Il fatto è che non tutti hanno le opportunità e, di conseguenza, gli strumenti per spingersi oltre i muri sociali e culturali in cui si nasce, si cresce e, qualche volta, si muore. Bartees Strange è figlio di una cantante lirica e di un ufficiale dell’esercito. Nasce a Ipswich, in Inghilterra, cresce in Oklahoma e sfoga la sua vena artistica tra Washington e Brooklyn. Ci immaginiamo che ci sia questa vocazione alla multi-cittadinanza alla base della sua ispirazione. Dopo qualche esperienza come membro di band, che con il senno di poi si capisce perché gli andavano strette come un paio di scarpe di qualche numero più piccole, scopre una florida e raffinata vena cantautorale e decide di non darsi delle regole. Resta colpito proprio dai TV on The Radio e dal loro approccio a maglie larghe alle categorie e ai generi, un’attitudine che solo pochi posti al mondo come Brooklyn riescono a trasmetterti. A marzo di quest’anno, in piena clausura da pandemia, dà alle stampe un EP comprensivo di una serie di cover di brani dei The National. E pochi mesi dopo, a rendere meno horribilis questo duemila e venti, pubblica “Live Forever”, un disco di esordio che, credetemi, è una delle novità più sorprendenti uscite ultimamente.

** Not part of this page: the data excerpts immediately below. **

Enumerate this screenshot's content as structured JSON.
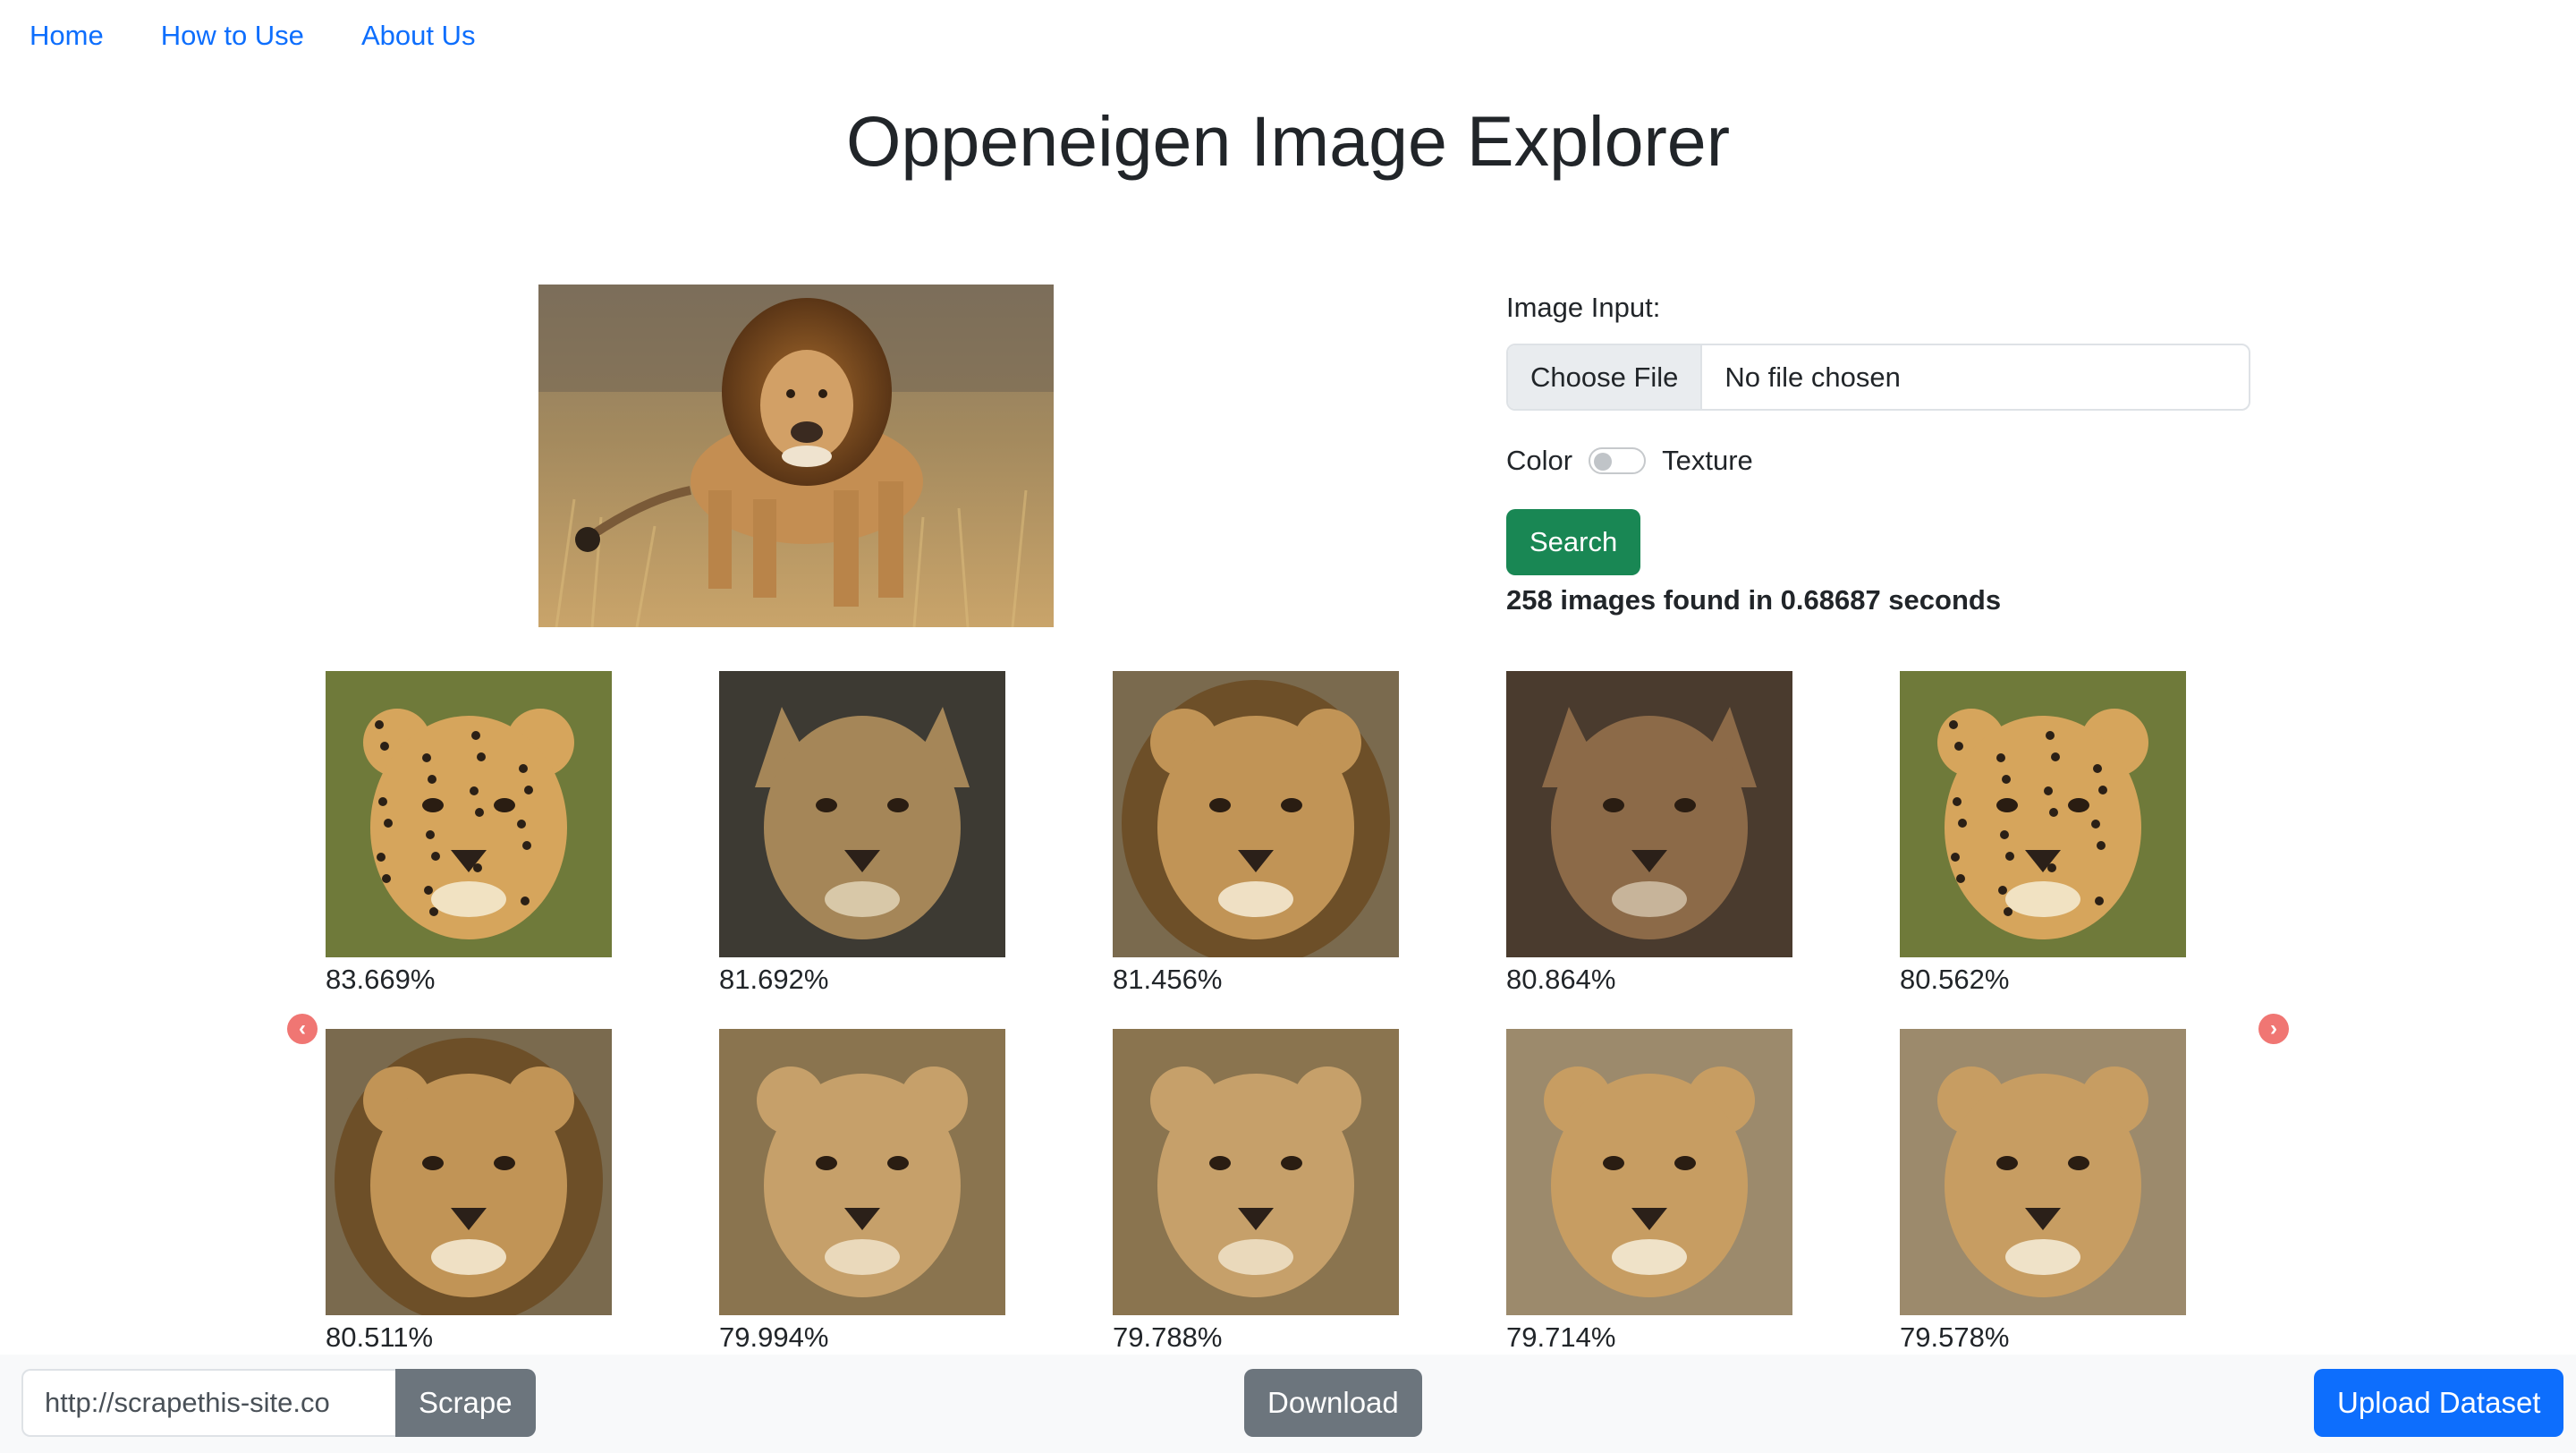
{
  "nav": {
    "items": [
      {
        "label": "Home"
      },
      {
        "label": "How to Use"
      },
      {
        "label": "About Us"
      }
    ]
  },
  "page_title": "Oppeneigen Image Explorer",
  "form": {
    "image_input_label": "Image Input:",
    "choose_file_label": "Choose File",
    "file_status": "No file chosen",
    "toggle_left_label": "Color",
    "toggle_right_label": "Texture",
    "toggle_on": false,
    "search_label": "Search",
    "result_summary": "258 images found in 0.68687 seconds"
  },
  "results": [
    {
      "score": "83.669%",
      "subject": "cheetah"
    },
    {
      "score": "81.692%",
      "subject": "fox"
    },
    {
      "score": "81.456%",
      "subject": "lion"
    },
    {
      "score": "80.864%",
      "subject": "jackal"
    },
    {
      "score": "80.562%",
      "subject": "cheetah"
    },
    {
      "score": "80.511%",
      "subject": "lion"
    },
    {
      "score": "79.994%",
      "subject": "lioness"
    },
    {
      "score": "79.788%",
      "subject": "lioness"
    },
    {
      "score": "79.714%",
      "subject": "lion-cub"
    },
    {
      "score": "79.578%",
      "subject": "lion-cub"
    }
  ],
  "carousel": {
    "prev_icon": "chevron-left-icon",
    "next_icon": "chevron-right-icon"
  },
  "bottom_bar": {
    "url_value": "http://scrapethis-site.co",
    "scrape_label": "Scrape",
    "download_label": "Download",
    "upload_label": "Upload Dataset"
  },
  "colors": {
    "link": "#0d6efd",
    "search_button": "#198754",
    "secondary_button": "#6c757d",
    "primary_button": "#0d6efd",
    "carousel_arrow": "#f07673"
  }
}
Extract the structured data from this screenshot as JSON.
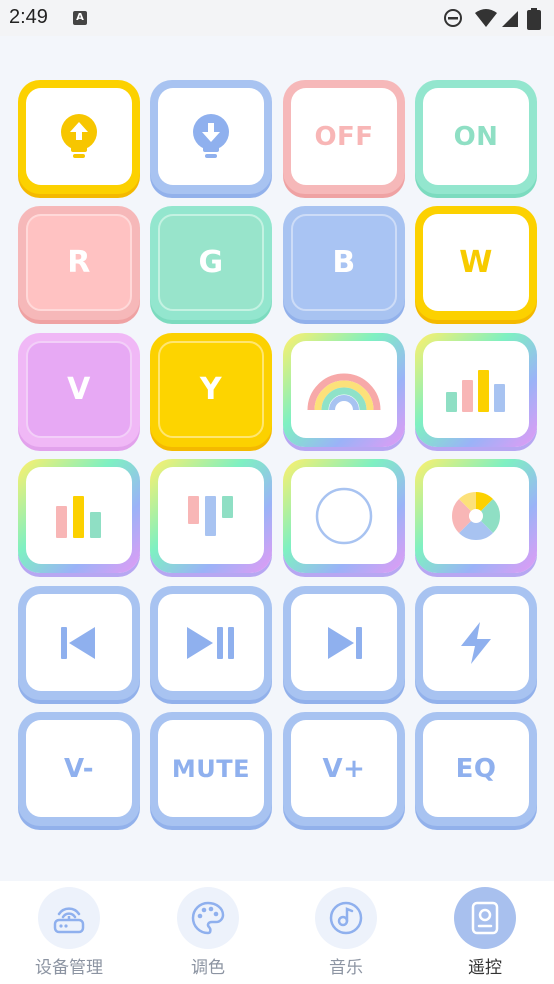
{
  "status_bar": {
    "time": "2:49",
    "app_icon_letter": "A"
  },
  "pads": {
    "bright_up": {
      "icon": "bulb-up-icon",
      "color": "#f7c600"
    },
    "bright_down": {
      "icon": "bulb-down-icon",
      "color": "#8fb0ee"
    },
    "off": {
      "label": "OFF"
    },
    "on": {
      "label": "ON"
    },
    "r": {
      "label": "R"
    },
    "g": {
      "label": "G"
    },
    "b": {
      "label": "B"
    },
    "w": {
      "label": "W"
    },
    "v": {
      "label": "V"
    },
    "y": {
      "label": "Y"
    },
    "rainbow": {
      "icon": "rainbow-icon"
    },
    "bars_4": {
      "icon": "bar-chart-icon"
    },
    "bars_3": {
      "icon": "bar-chart-3-icon"
    },
    "bars_hanging": {
      "icon": "bar-hanging-icon"
    },
    "circle": {
      "icon": "circle-icon"
    },
    "wheel": {
      "icon": "color-wheel-icon"
    },
    "prev": {
      "icon": "previous-track-icon"
    },
    "play_pause": {
      "icon": "play-pause-icon"
    },
    "next": {
      "icon": "next-track-icon"
    },
    "flash": {
      "icon": "lightning-icon"
    },
    "vol_down": {
      "label": "V-"
    },
    "mute": {
      "label": "MUTE"
    },
    "vol_up": {
      "label": "V+"
    },
    "eq": {
      "label": "EQ"
    }
  },
  "colors": {
    "yellow": "#fcd100",
    "blue": "#a8c3f1",
    "pink": "#f6b8b9",
    "mint": "#93e6ce",
    "red_fill": "#ffc2c2",
    "green_fill": "#98e4cb",
    "blue_fill": "#a9c4f3",
    "violet_fill": "#e7a9f4"
  },
  "tabs": [
    {
      "label": "设备管理",
      "icon": "router-icon",
      "active": false
    },
    {
      "label": "调色",
      "icon": "palette-icon",
      "active": false
    },
    {
      "label": "音乐",
      "icon": "music-disc-icon",
      "active": false
    },
    {
      "label": "遥控",
      "icon": "remote-icon",
      "active": true
    }
  ]
}
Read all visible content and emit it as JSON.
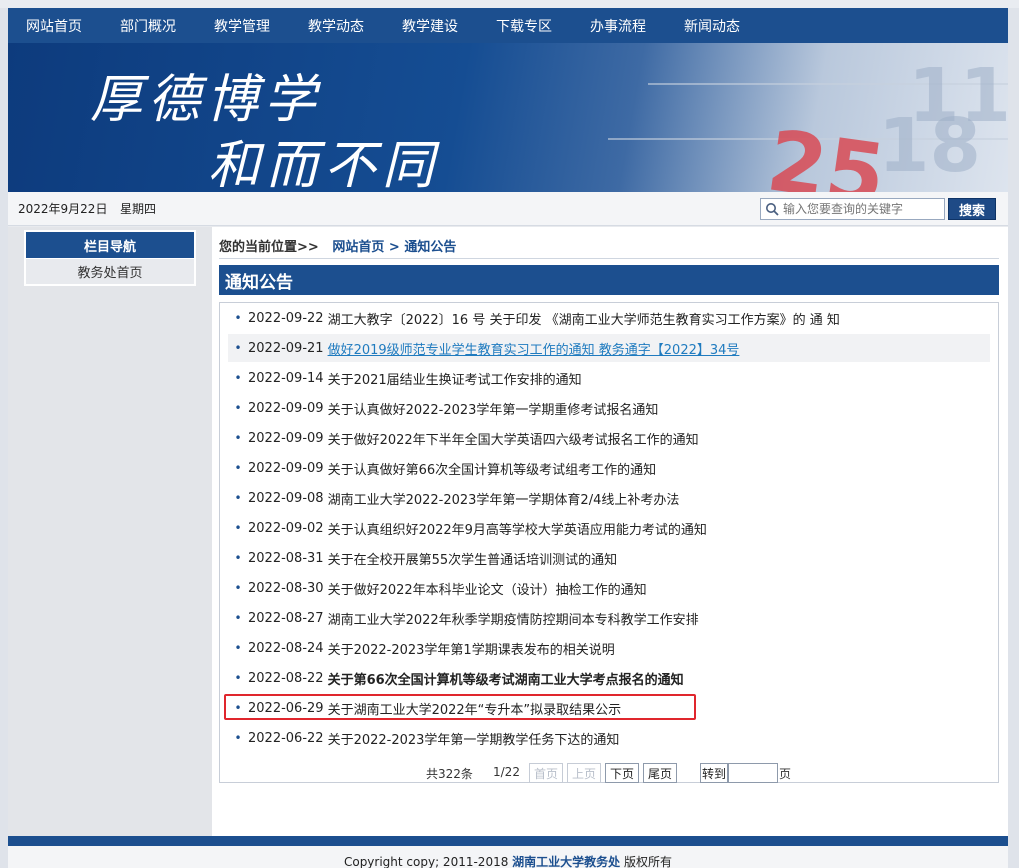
{
  "nav": [
    "网站首页",
    "部门概况",
    "教学管理",
    "教学动态",
    "教学建设",
    "下载专区",
    "办事流程",
    "新闻动态"
  ],
  "banner": {
    "calligraphy_line1": "厚德博学",
    "calligraphy_line2": "和而不同",
    "calendar_numbers": [
      "11",
      "18",
      "25"
    ]
  },
  "infobar": {
    "date": "2022年9月22日",
    "weekday": "星期四",
    "search_placeholder": "输入您要查询的关键字",
    "search_button": "搜索"
  },
  "sidebar": {
    "title": "栏目导航",
    "items": [
      "教务处首页"
    ]
  },
  "breadcrumb": {
    "prefix": "您的当前位置>>",
    "home": "网站首页",
    "sep": ">",
    "current": "通知公告"
  },
  "section_title": "通知公告",
  "notices": [
    {
      "date": "2022-09-22",
      "title": "湖工大教字〔2022〕16 号 关于印发 《湖南工业大学师范生教育实习工作方案》的 通 知"
    },
    {
      "date": "2022-09-21",
      "title": "做好2019级师范专业学生教育实习工作的通知 教务通字【2022】34号"
    },
    {
      "date": "2022-09-14",
      "title": "关于2021届结业生换证考试工作安排的通知"
    },
    {
      "date": "2022-09-09",
      "title": "关于认真做好2022-2023学年第一学期重修考试报名通知"
    },
    {
      "date": "2022-09-09",
      "title": "关于做好2022年下半年全国大学英语四六级考试报名工作的通知"
    },
    {
      "date": "2022-09-09",
      "title": "关于认真做好第66次全国计算机等级考试组考工作的通知"
    },
    {
      "date": "2022-09-08",
      "title": "湖南工业大学2022-2023学年第一学期体育2/4线上补考办法"
    },
    {
      "date": "2022-09-02",
      "title": "关于认真组织好2022年9月高等学校大学英语应用能力考试的通知"
    },
    {
      "date": "2022-08-31",
      "title": "关于在全校开展第55次学生普通话培训测试的通知"
    },
    {
      "date": "2022-08-30",
      "title": "关于做好2022年本科毕业论文（设计）抽检工作的通知"
    },
    {
      "date": "2022-08-27",
      "title": "湖南工业大学2022年秋季学期疫情防控期间本专科教学工作安排"
    },
    {
      "date": "2022-08-24",
      "title": "关于2022-2023学年第1学期课表发布的相关说明"
    },
    {
      "date": "2022-08-22",
      "title": "关于第66次全国计算机等级考试湖南工业大学考点报名的通知"
    },
    {
      "date": "2022-06-29",
      "title": "关于湖南工业大学2022年“专升本”拟录取结果公示"
    },
    {
      "date": "2022-06-22",
      "title": "关于2022-2023学年第一学期教学任务下达的通知"
    }
  ],
  "pager": {
    "total": "共322条",
    "page": "1/22",
    "first": "首页",
    "prev": "上页",
    "next": "下页",
    "last": "尾页",
    "goto": "转到",
    "unit": "页"
  },
  "footer": {
    "prefix": "Copyright copy; 2011-2018",
    "org": "湖南工业大学教务处",
    "suffix": "版权所有"
  },
  "colors": {
    "brand_blue": "#1c4f8f",
    "link_blue": "#1f7bbf",
    "highlight_red": "#e0262d"
  }
}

In un’intervista a NPR, Bartees Strange sostiene di sentirsi equidistante da rapper e cantanti, consapevole del fatto che il rock, in tutte le sue derivazioni, abbia perso un’enorme opportunità di crescita e di evoluzione limitando il coinvolgimento della componente afro-americana. Dall’altra parte, l’hip-hop in questo momento in America ha una enorme influenza sul resto della cultura e l’indie-rock, almeno nei testi, sembra cantare sempre la stessa canzone e risulta stagnante. Ma Washington ha il microclima più adatto a favorire gli innesti tra due mondi spesso antitetici, una città dalla forte tradizione black ma anche punk e hardcore. “Live Forever” è la sintesi di tutto questo.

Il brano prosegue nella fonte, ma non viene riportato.